Tonight, I put together the data for my position player aging curves. To qualify, a hitter must have had at least 100 plate appearances in consecutive seasons, I then took the change in that player's WAR per 600 plate appearances (WAR/600), and averaged that for every player at every age. Then I built out a curve for each year since 2011, and compared it to the most recent aging curve available at the start of that season.
Thanks to NChill17, we can see this in one neat graphic. Unfortunately, I don't really have any observations at the moment. I haven't smoothed the curves yet, and I'm looking at a limited age range. But it's still interesting to see the changes in how players have aged year-to-year, and the curves provide valuable information for evaluating potential offseason acquisitions. The important thing in the chart below is the change in WAR/600 between years rather than the value shown on the y-axis.

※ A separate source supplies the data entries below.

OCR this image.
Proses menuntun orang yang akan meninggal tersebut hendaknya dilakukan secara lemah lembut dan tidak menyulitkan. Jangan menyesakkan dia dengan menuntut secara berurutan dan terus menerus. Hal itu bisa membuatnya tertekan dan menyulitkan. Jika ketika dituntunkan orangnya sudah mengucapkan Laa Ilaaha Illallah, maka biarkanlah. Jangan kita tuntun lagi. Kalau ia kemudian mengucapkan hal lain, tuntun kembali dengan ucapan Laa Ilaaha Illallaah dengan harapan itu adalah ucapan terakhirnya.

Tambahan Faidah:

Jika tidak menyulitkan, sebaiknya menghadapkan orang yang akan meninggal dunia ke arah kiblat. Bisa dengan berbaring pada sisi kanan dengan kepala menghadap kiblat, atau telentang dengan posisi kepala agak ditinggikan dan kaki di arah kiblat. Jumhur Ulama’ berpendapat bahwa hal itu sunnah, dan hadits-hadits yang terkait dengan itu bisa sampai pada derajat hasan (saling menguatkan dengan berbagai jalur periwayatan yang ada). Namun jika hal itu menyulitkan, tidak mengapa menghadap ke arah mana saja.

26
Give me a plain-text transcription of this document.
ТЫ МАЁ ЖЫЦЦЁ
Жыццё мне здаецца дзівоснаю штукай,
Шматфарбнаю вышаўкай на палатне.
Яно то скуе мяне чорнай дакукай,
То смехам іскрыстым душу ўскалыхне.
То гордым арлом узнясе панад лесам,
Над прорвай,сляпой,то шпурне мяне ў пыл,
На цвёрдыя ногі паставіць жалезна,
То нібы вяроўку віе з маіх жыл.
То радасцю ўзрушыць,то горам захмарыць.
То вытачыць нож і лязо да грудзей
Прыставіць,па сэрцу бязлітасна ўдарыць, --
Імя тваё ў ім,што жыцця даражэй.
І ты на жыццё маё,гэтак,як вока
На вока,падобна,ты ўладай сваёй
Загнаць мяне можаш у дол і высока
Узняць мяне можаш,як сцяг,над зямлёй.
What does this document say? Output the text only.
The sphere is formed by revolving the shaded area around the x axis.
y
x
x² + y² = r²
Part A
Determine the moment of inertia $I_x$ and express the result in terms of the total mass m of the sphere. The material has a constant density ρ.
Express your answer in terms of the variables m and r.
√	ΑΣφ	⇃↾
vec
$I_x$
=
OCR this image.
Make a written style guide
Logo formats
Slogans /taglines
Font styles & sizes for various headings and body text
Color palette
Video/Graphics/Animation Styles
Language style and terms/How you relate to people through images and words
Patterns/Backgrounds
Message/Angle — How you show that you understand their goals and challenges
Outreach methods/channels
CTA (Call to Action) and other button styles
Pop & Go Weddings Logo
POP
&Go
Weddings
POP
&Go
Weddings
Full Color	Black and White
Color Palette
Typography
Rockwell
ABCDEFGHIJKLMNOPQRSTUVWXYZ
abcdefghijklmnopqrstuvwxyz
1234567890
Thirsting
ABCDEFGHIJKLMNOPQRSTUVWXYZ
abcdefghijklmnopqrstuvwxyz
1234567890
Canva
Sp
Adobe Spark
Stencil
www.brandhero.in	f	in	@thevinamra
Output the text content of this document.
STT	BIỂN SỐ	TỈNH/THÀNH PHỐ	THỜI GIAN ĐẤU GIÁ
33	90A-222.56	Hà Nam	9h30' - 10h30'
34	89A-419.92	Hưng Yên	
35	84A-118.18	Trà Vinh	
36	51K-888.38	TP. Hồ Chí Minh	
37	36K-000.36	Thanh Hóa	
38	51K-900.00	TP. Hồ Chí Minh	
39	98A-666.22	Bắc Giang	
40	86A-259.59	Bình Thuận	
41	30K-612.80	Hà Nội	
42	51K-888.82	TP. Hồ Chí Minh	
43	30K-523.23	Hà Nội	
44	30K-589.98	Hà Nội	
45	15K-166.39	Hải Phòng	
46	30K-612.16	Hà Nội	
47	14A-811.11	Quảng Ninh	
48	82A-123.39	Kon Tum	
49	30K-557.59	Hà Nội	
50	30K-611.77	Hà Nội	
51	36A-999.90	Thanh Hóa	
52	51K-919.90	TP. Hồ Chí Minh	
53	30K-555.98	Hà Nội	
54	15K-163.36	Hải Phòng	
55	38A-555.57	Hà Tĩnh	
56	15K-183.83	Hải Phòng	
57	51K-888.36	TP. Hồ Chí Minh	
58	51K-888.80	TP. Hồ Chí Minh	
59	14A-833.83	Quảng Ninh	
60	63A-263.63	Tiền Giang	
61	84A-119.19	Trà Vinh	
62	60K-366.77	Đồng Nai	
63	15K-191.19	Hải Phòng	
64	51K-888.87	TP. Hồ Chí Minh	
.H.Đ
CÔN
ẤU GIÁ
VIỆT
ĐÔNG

You probably noticed something weird about the 2014 aging curve. Compared to every other season this decade, players aged exceptionally well all the way through age 30.
And in fact, our resident pharma expert Joe Schwarz may have given us an explanation for this anomaly four years ago.
Anyways, I know this post on its own isn't particularly useful on its own. It will hopefully serve as a start to something bigger, and maybe something you can reference when deciding whether you want to take on the $295 million owed to Giancarlo Stanton through his age 37 season.